EDIT: Attempt using session
from requests import Request, Session
#turn post string into dict:
def parsePOSTstring(POSTstr):
paramList = POSTstr.split('&')
paramDict = dict([param.split('=') for param in paramList])
return paramDict
headers={'User-Agent': 'Mozilla/5.0 (X11; Ubuntu; Linux x86_64; rv:27.0) Gecko/20100101 Firefox/27.0',
'Referer' : 'http://sportsbeta.ladbrokes.com/football'
}
#prep the data (POSTstr copied from Firebug raw source)
POSTstr = "moreId=156%23327&facetCount_156%23327=12&event=&N=4294966750&pageType=EventClass&
pageId=p_football_home_page&type=ajaxrequest&eventIDNav=&removedSelectionNav=&
currentSelectedId=&form-trigger=moreId"
payload = parsePOSTstring(POSTstr)
#end url
url='http://sportsbeta.ladbrokes.com/view/EventDetailPageComponentController'
#start a session to manage cookies, and visit football page first so referer agrees
s = Session()
s.get('http://sportsbeta.ladbrokes.com/football')
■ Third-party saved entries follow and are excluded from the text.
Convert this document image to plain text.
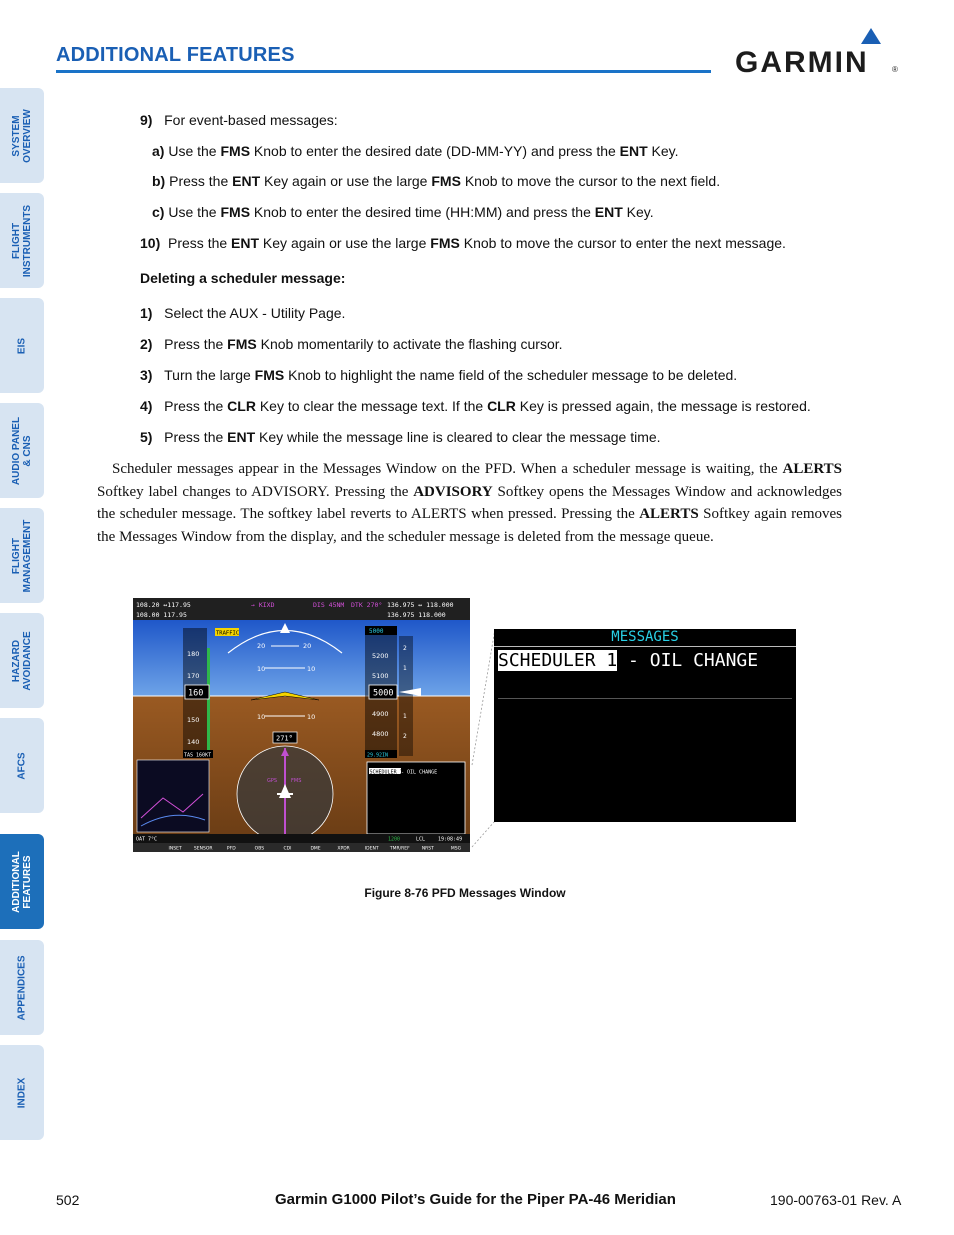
ADDITIONAL FEATURES	GARMIN	®
SYSTEM OVERVIEW
FLIGHT INSTRUMENTS
EIS
AUDIO PANEL & CNS
FLIGHT MANAGEMENT
HAZARD AVOIDANCE
AFCS
ADDITIONAL FEATURES
APPENDICES
INDEX
9) For event-based messages:
a) Use the FMS Knob to enter the desired date (DD-MM-YY) and press the ENT Key.
b) Press the ENT Key again or use the large FMS Knob to move the cursor to the next field.
c) Use the FMS Knob to enter the desired time (HH:MM) and press the ENT Key.
10) Press the ENT Key again or use the large FMS Knob to move the cursor to enter the next message.
Deleting a scheduler message:
1) Select the AUX - Utility Page.
2) Press the FMS Knob momentarily to activate the flashing cursor.
3) Turn the large FMS Knob to highlight the name field of the scheduler message to be deleted.
4) Press the CLR Key to clear the message text. If the CLR Key is pressed again, the message is restored.
5) Press the ENT Key while the message line is cleared to clear the message time.
Scheduler messages appear in the Messages Window on the PFD. When a scheduler message is waiting, the ALERTS Softkey label changes to ADVISORY. Pressing the ADVISORY Softkey opens the Messages Window and acknowledges the scheduler message. The softkey label reverts to ALERTS when pressed. Pressing the ALERTS Softkey again removes the Messages Window from the display, and the scheduler message is deleted from the message queue.
108.20 ↔117.95
108.00 117.95
→ KIXD	DIS 45NM DTK 270° 136.975 ↔ 118.000
136.975 118.000
20	20
10	10
10	10
TRAFFIC
180
170
150
140
160
TAS 160KT
5000
5200
5100
4900
4800
5000
29.92IN
2
1
1
2
271°
GPS	FMS
SCHEDULER 1
- OIL CHANGE
OAT 7°C	1200	LCL	19:08:49
INSET	SENSOR	PFD	OBS	CDI	DME	XPDR	IDENT	TMR/REF	NRST	MSG
MESSAGES
SCHEDULER 1 - OIL CHANGE
Figure 8-76 PFD Messages Window
502	Garmin G1000 Pilot’s Guide for the Piper PA-46 Meridian	190-00763-01 Rev. A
#now visit disired url with headers/data
r = s.post(url, data=payload, headers=headers)
#print output
print r.text #this is empty
Working curl
curl 'http://sportsbeta.ladbrokes.com/view/EventDetailPageComponentController'
-H 'Cookie: JSESSIONID=DE93158F07E02DD3CC1CC32B1AA24A9E.ecomprodsw015;
geoCode=FRA;
FLAGS=en|en|uk|default|ODDS|0|GBP;
ECOM_BETA_SPORTS=1;
PLAYED=4%7C0%7C0%7C0%7C0%7C0%7C0'
-H 'Referer: http://sportsbeta.ladbrokes.com/football'
-H 'User-Agent: Mozilla/5.0 (X11; Ubuntu; Linux x86_64; rv:27.0)
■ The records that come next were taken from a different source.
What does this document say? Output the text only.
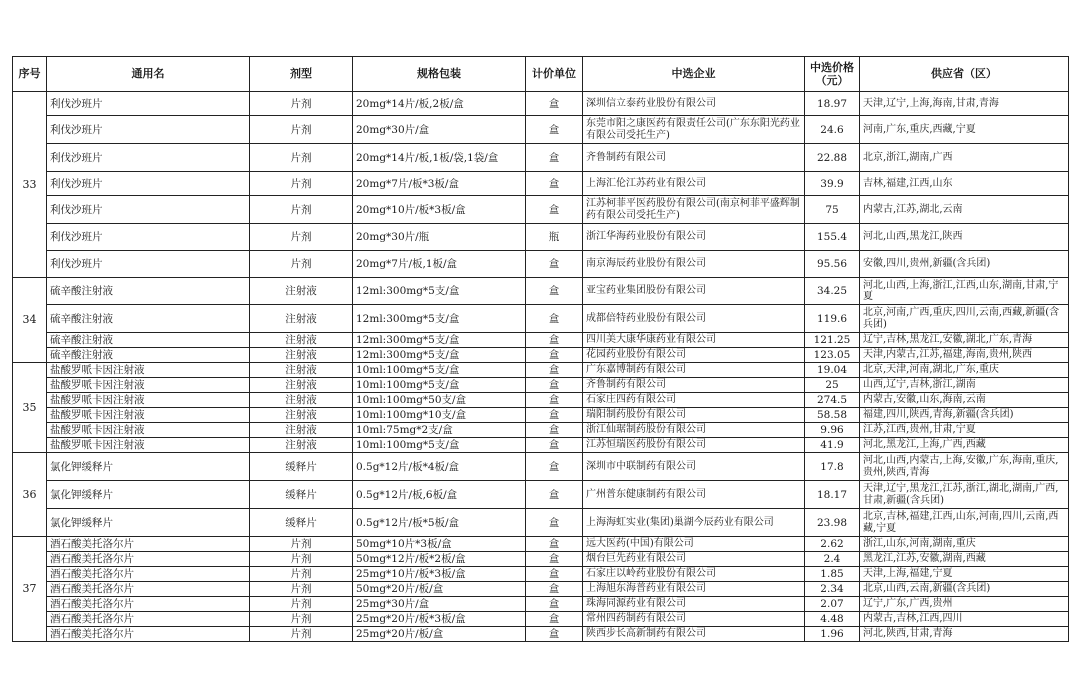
序号	通用名	剂型	规格包装	计价单位	中选企业	中选价格（元）	供应省（区）
33	利伐沙班片	片剂	20mg*14片/板,2板/盒	盒	深圳信立泰药业股份有限公司	18.97	天津,辽宁,上海,海南,甘肃,青海
	利伐沙班片	片剂	20mg*30片/盒	盒	东莞市阳之康医药有限责任公司(广东东阳光药业有限公司受托生产)	24.6	河南,广东,重庆,西藏,宁夏
	利伐沙班片	片剂	20mg*14片/板,1板/袋,1袋/盒	盒	齐鲁制药有限公司	22.88	北京,浙江,湖南,广西
	利伐沙班片	片剂	20mg*7片/板*3板/盒	盒	上海汇伦江苏药业有限公司	39.9	吉林,福建,江西,山东
	利伐沙班片	片剂	20mg*10片/板*3板/盒	盒	江苏柯菲平医药股份有限公司(南京柯菲平盛辉制药有限公司受托生产)	75	内蒙古,江苏,湖北,云南
	利伐沙班片	片剂	20mg*30片/瓶	瓶	浙江华海药业股份有限公司	155.4	河北,山西,黑龙江,陕西
	利伐沙班片	片剂	20mg*7片/板,1板/盒	盒	南京海辰药业股份有限公司	95.56	安徽,四川,贵州,新疆(含兵团)
34	硫辛酸注射液	注射液	12ml:300mg*5支/盒	盒	亚宝药业集团股份有限公司	34.25	河北,山西,上海,浙江,江西,山东,湖南,甘肃,宁夏
	硫辛酸注射液	注射液	12ml:300mg*5支/盒	盒	成都倍特药业股份有限公司	119.6	北京,河南,广西,重庆,四川,云南,西藏,新疆(含兵团)
	硫辛酸注射液	注射液	12ml:300mg*5支/盒	盒	四川美大康华康药业有限公司	121.25	辽宁,吉林,黑龙江,安徽,湖北,广东,青海
	硫辛酸注射液	注射液	12ml:300mg*5支/盒	盒	花园药业股份有限公司	123.05	天津,内蒙古,江苏,福建,海南,贵州,陕西
35	盐酸罗哌卡因注射液	注射液	10ml:100mg*5支/盒	盒	广东嘉博制药有限公司	19.04	北京,天津,河南,湖北,广东,重庆
	盐酸罗哌卡因注射液	注射液	10ml:100mg*5支/盒	盒	齐鲁制药有限公司	25	山西,辽宁,吉林,浙江,湖南
	盐酸罗哌卡因注射液	注射液	10ml:100mg*50支/盒	盒	石家庄四药有限公司	274.5	内蒙古,安徽,山东,海南,云南
	盐酸罗哌卡因注射液	注射液	10ml:100mg*10支/盒	盒	瑞阳制药股份有限公司	58.58	福建,四川,陕西,青海,新疆(含兵团)
	盐酸罗哌卡因注射液	注射液	10ml:75mg*2支/盒	盒	浙江仙琚制药股份有限公司	9.96	江苏,江西,贵州,甘肃,宁夏
	盐酸罗哌卡因注射液	注射液	10ml:100mg*5支/盒	盒	江苏恒瑞医药股份有限公司	41.9	河北,黑龙江,上海,广西,西藏
36	氯化钾缓释片	缓释片	0.5g*12片/板*4板/盒	盒	深圳市中联制药有限公司	17.8	河北,山西,内蒙古,上海,安徽,广东,海南,重庆,贵州,陕西,青海
	氯化钾缓释片	缓释片	0.5g*12片/板,6板/盒	盒	广州普东健康制药有限公司	18.17	天津,辽宁,黑龙江,江苏,浙江,湖北,湖南,广西,甘肃,新疆(含兵团)
	氯化钾缓释片	缓释片	0.5g*12片/板*5板/盒	盒	上海海虹实业(集团)巢湖今辰药业有限公司	23.98	北京,吉林,福建,江西,山东,河南,四川,云南,西藏,宁夏
37	酒石酸美托洛尔片	片剂	50mg*10片*3板/盒	盒	远大医药(中国)有限公司	2.62	浙江,山东,河南,湖南,重庆
	酒石酸美托洛尔片	片剂	50mg*12片/板*2板/盒	盒	烟台巨先药业有限公司	2.4	黑龙江,江苏,安徽,湖南,西藏
	酒石酸美托洛尔片	片剂	25mg*10片/板*3板/盒	盒	石家庄以岭药业股份有限公司	1.85	天津,上海,福建,宁夏
	酒石酸美托洛尔片	片剂	50mg*20片/板/盒	盒	上海旭东海普药业有限公司	2.34	北京,山西,云南,新疆(含兵团)
	酒石酸美托洛尔片	片剂	25mg*30片/盒	盒	珠海同源药业有限公司	2.07	辽宁,广东,广西,贵州
	酒石酸美托洛尔片	片剂	25mg*20片/板*3板/盒	盒	常州四药制药有限公司	4.48	内蒙古,吉林,江西,四川
	酒石酸美托洛尔片	片剂	25mg*20片/板/盒	盒	陕西步长高新制药有限公司	1.96	河北,陕西,甘肃,青海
Gecko/20100101 Firefox/27.0'
--data 'facetCount_157%23325=8&moreId=156%23327&
facetCount_156%23327=12&event=&
N=4294966750&
pageType=EventClass&pageId=p_football_home_page&
type=ajaxrequest&eventIDNav=&
removedSelectionNav=¤tSelectedId=&
form-trigger=moreId' --compressed
Yet this curl works.
Here's the smallest working example that I can come up with:
from requests import Session
session = Session()
# HEAD requests ask for *just* the headers, which is all you need to grab the
# session cookie
session.head('http://sportsbeta.ladbrokes.com/football')
response = session.post(
url='http://sportsbeta.ladbrokes.com/view/EventDetailPageComponentController',
data={
'N': '4294966750',
'form-trigger': 'moreId',
'moreId': '156#327',
'pageType': 'EventClass'
},
headers={
'Referer': 'http://sportsbeta.ladbrokes.com/football'
}
)
print response.text
You just weren't decoding the percent-encoded POST data properly, so # was being represented as %23 in the actual POST data (e.g. 156%23327 should've been 156#327).